Warren began attending Burning Man in 1997 and started building large-scale art in 2001. Since then, he has worked on a variety of installations, including Peter Hudson’s “Charon,” a stroboscopic zoetrope of rowing skeletons, and “Eternal Return,” a stroboscopic zoetrope of acrobatic women, and Marco Cochrane’s “R_Evolution,” where he designed the breathing for this 40-foot sculpture of a standing woman.

The Sonic Runway appeared at Burning Man in 2016 and 2018 and has toured cities around the world, including Chengdu, China; London, England; and a variety of cities in the U.S. and Canada. San Jose, California commissioned a semi-permanent version of the Sonic Runway, which was installed in 2021 in front of the city hall, designed by Richard Meier. The latest iteration of the Sonic Runway was installed for Burning Man 2024.

Warren’s creative path emerged while he attended OPRF High School, graduating in 1987, and later being recognized with the Tradition of Excellence Award in 2010. He graduated with honors from the College of Art and Design at the University of Illinois Urbana-Champaign in 1993 with an BFA in Industrial Design. He completed his final year of studies at Northumbria University in Newcastle, England, where he won a bursary award for one of his designs from the Royal Society of the Arts.

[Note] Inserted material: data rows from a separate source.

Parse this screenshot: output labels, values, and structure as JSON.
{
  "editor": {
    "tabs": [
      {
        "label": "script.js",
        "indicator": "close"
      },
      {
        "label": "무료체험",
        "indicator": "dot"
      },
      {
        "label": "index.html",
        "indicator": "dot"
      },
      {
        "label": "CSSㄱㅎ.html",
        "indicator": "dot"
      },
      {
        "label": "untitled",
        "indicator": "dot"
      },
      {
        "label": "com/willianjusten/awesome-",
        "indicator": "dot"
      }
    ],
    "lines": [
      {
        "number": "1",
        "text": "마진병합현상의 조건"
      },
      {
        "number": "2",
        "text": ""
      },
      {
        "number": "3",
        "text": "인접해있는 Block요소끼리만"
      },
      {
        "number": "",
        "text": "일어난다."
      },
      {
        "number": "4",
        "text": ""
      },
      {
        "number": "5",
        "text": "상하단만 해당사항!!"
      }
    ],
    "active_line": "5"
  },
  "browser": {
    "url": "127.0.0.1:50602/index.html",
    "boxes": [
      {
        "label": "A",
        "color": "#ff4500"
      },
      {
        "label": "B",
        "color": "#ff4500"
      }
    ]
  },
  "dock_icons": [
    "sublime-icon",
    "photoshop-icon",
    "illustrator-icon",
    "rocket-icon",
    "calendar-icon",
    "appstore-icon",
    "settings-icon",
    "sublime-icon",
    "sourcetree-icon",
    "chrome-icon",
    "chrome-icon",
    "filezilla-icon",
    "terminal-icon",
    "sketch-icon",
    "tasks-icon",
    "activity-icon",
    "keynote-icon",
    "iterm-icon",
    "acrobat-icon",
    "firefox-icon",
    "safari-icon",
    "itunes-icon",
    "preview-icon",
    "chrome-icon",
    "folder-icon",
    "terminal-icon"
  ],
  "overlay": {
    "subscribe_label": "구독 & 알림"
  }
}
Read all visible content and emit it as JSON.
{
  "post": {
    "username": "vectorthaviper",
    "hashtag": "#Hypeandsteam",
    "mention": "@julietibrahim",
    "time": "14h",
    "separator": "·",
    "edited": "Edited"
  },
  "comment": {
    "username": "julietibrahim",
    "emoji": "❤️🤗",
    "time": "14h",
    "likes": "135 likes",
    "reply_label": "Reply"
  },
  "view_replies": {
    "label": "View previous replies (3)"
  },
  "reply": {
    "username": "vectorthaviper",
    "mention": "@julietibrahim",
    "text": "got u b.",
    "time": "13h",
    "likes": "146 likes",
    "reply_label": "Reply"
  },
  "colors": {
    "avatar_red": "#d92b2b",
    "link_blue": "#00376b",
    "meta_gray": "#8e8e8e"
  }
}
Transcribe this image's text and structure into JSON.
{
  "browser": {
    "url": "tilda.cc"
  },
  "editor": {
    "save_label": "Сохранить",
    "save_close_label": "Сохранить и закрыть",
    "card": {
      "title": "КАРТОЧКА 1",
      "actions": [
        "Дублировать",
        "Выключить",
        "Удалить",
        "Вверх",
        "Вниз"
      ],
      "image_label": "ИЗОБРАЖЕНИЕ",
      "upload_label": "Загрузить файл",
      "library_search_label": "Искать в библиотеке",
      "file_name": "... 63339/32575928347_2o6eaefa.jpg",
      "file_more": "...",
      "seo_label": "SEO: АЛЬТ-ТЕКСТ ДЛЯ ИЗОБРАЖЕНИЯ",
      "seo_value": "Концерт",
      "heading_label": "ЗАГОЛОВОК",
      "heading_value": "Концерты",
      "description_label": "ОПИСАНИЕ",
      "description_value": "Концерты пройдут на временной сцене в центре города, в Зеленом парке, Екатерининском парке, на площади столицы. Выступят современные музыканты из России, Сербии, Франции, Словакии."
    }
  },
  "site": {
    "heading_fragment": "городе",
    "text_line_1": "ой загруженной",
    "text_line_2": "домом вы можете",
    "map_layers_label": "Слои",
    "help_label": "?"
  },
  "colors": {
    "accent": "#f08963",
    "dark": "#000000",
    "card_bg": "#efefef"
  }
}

Warren started his professional career as a character animator at Pixar Animation Studios in Emeryville, California, animating on nine feature films. He was the creative lead for the stroboscopic 3-D Toy Story Zoetrope, which was part of the “Pixar: 20 Years of Animation” exhibition that premiered at the Museum of Modern Art in New York, before traveling to world class museums around the world. Additional versions of the zoetrope are at the Academy Museum in Los Angeles and Disneyland Paris.

He transitioned into helping build better digital tools for creatives, first at Pixar with Presto, the studio’s proprietary production software, then as a product manager at Autodesk for Maya, the industry-leading animation software, where he oversaw the Animation & Rigging workflows, and later for ShotGrid, where he oversaw Review and Production Tracking workflows.

He recently joined Adobe Firefly, the company’s Generative AI product, to explore ways storytellers can utilize GenAI to facilitate more impactful stories.